1 Universidade Estadual de Campinas/Instituto de Física Gleb Wataguin, caio.sene.silva@gmail.com 2 Universidade Estadual de Campinas/Faculdade de Educação, megid@unicamp.br

## Resumo

O projeto tem como objetivo principal analisar as dissertações e teses produzidas no Brasil, no âmbito do Ensino de Física, que investigaram processos de desenvolvimento conceitual em alunos da educação básica. Por modelos de desenvolvimento conceitual foram considerados: a Mudança Conceitual, a Evolução Conceitual e o Perfil Conceitual. A finalidade do trabalho é compreender como as pesquisas empreenderam processos de ensino-aprendizagem que visassem o desenvolvimento de conceitos físicos nos estudantes investigados e que resultados efetivamente alcançaram. Foi realizado um levantamento das teses e dissertações disponíveis nos catálogos do Centro de Documentação em Ensino de Ciências (CEDOC) da Faculdade de Educação da Unicamp. A partir da análise do texto integral dos trabalhos, estes são classificados segundo os descritores: nível escolar dos alunos investigados; conceitos ou temas envolvidos; área da Física; modelo de desenvolvimento conceitual; métodos, estratégias e recursos de ensino e aprendizagem; modelos de desenvolvimento conceitual.

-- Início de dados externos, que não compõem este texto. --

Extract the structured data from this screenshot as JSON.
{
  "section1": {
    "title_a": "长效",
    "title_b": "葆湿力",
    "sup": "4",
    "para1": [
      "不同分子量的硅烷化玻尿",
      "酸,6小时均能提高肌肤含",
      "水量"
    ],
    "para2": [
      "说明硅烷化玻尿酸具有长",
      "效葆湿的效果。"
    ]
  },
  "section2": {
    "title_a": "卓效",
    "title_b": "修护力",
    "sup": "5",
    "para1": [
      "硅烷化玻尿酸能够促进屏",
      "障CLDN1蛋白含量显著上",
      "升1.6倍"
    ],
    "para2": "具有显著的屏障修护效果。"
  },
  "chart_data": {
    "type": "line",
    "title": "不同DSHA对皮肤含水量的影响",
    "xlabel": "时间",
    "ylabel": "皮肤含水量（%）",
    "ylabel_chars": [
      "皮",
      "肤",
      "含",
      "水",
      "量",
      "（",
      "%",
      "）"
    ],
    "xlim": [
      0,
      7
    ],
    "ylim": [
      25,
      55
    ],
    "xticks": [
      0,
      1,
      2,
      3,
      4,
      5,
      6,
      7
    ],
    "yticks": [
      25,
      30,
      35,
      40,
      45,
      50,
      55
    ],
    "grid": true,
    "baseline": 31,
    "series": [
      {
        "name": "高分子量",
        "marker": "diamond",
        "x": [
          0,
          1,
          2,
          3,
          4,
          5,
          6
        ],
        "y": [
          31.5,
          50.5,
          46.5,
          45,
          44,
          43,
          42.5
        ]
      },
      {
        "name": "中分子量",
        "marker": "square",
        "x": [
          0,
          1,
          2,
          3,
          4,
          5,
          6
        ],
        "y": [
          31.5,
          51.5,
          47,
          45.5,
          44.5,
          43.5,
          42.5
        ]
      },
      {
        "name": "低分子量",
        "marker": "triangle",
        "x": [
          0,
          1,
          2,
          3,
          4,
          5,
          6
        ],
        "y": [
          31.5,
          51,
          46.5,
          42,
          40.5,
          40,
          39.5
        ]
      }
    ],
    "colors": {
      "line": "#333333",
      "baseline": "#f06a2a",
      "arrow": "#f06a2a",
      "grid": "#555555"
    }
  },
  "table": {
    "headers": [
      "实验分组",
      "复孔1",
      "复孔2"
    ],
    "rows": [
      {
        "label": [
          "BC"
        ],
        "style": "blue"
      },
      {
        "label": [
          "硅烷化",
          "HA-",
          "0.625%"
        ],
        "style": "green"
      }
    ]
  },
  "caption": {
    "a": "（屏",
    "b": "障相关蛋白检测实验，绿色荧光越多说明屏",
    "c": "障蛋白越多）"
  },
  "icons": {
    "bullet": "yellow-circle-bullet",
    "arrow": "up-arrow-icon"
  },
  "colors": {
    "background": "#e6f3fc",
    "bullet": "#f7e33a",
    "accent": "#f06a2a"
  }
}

Palavras-chave : ensino de ciências, ensino de Física, construtivismo, modelos de desenvolvimento conceitual.

## Abstract

The aim of the project is to analyze theses produced in Brazil concerning Physics teaching which investigated processes of conceptual development in basic education students. By models of conceptual development it will be considered: conceptual change, conceptual evolution, and conceptual profile, it will seek to describe and understand how researches undertook teaching and learning process that aimed development of physical concepts in the researched students and the results actually achieved. A survey of the theses and dissertations available on a science teaching documentation center called CEDOC, at Faculty of Education, UNICAMP, will be done. The propose of this survey is the classification of these works according to the following descriptors: school level; conceptions or themes involved; area of Physics, Model of conceptual development; methods and practices of teaching and learning. From the full texts analysis, the models of conceptual change, profile or evolution and their corresponding methods, strategies and teaching resources will be analyzed and identified. Finally it will be produced a text with the data and results founded, making it available for the scientific community

and basic education teachers consultation, promoting a greater propagation of the research information and an improvement of the teachers training.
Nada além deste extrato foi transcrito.